Der Europäische Gerichtshof veranlasste 2012 die Einführung von Unisex-Tarifen für Versicherungen. Seit dem 21.12.2012 darf das Geschlecht in neu abgeschlossenen Versicherungsverträgen somit nicht mehr berücksichtigt werden. Ein erster Schritt gegen die Diskriminierung von trans Menschen und die Gleichstellung der Geschlechter war damit getan.

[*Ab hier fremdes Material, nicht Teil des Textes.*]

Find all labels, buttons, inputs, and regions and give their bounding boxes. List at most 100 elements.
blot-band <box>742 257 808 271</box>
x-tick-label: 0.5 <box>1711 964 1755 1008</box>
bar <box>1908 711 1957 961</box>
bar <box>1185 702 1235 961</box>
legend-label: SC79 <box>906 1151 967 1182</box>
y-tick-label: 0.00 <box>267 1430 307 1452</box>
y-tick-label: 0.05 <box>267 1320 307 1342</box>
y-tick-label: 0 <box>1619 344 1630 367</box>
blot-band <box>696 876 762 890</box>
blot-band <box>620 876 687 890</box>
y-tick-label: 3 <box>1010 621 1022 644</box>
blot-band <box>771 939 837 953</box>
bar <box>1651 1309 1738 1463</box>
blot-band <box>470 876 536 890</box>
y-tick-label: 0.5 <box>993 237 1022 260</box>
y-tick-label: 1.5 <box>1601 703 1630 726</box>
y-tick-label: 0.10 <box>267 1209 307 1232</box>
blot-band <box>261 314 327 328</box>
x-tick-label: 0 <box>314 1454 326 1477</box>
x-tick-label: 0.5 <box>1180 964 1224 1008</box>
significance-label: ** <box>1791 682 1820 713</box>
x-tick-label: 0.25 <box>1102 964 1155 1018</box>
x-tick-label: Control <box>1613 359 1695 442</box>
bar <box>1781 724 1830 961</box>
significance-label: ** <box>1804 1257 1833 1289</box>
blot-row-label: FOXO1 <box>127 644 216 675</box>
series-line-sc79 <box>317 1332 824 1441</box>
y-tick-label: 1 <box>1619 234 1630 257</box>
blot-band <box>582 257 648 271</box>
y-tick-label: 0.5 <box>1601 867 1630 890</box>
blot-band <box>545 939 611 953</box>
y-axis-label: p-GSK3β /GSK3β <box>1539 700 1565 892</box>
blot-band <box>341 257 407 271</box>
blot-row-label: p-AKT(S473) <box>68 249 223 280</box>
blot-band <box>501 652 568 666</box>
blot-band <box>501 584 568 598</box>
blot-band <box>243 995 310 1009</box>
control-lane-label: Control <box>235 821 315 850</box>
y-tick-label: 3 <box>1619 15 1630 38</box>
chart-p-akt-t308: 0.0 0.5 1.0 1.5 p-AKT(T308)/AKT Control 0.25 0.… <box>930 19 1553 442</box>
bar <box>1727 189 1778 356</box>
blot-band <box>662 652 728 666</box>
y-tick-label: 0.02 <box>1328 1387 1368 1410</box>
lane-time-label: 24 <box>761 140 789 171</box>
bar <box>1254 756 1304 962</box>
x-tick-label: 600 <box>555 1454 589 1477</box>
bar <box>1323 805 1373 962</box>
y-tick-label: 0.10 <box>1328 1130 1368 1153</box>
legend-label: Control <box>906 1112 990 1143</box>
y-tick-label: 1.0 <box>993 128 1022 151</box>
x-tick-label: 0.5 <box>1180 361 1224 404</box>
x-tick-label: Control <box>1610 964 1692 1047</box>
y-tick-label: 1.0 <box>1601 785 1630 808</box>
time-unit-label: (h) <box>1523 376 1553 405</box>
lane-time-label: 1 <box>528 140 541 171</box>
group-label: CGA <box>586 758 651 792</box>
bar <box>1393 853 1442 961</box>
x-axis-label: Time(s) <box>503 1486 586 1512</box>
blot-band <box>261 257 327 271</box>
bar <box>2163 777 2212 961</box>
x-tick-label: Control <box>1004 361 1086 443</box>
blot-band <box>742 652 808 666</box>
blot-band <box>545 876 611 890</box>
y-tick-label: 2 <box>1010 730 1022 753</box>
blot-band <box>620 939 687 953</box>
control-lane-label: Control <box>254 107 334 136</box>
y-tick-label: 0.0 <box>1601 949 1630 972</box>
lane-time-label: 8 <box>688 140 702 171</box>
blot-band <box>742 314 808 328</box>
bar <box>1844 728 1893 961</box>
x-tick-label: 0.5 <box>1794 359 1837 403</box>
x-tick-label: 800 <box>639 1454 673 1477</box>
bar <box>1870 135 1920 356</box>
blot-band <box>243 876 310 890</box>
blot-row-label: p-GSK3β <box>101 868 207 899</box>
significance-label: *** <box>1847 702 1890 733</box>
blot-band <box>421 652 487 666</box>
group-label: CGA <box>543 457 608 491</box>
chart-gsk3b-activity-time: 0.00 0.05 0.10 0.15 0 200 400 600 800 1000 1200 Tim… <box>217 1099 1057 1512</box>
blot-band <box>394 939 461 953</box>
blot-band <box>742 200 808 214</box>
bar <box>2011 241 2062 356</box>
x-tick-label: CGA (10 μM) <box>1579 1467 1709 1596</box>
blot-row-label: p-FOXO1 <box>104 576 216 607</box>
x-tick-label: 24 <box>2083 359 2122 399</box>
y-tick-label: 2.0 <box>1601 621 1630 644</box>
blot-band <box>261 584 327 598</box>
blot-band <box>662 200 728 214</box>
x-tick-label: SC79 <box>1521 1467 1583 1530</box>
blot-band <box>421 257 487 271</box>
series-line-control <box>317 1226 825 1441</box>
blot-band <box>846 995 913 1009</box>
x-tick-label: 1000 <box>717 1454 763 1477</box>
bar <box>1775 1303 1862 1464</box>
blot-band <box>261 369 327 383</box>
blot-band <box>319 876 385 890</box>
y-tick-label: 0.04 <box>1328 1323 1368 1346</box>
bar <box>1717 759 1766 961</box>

Leistungspflicht der privaten Kranken­versicherung bei Geschlechts­umwandlungen

Die private Kranken­versicherung übernimmt grundsätzlich die Kosten für eine Geschlechts­umwandlung. Allerdings wartet auf die Betroffenen oft ein langwieriger Prozess, bei dem viele Gutachten und Diagnosen vorgelegt werden müssen. Denn Privatversicherte bekommen die Kosten für eine Geschlechts­angleichung nur von ihrer Versicherung erstattet, wenn sie nachweisen können, dass die Angleichung medizinisch notwendig ist. Das bedeutet, dass sich der Versicherte nicht mit seinen angeborenen Geschlechtsmerkmalen identifizieren kann und sich infolgedessen schwerwiegende psychische und physische Probleme ergeben.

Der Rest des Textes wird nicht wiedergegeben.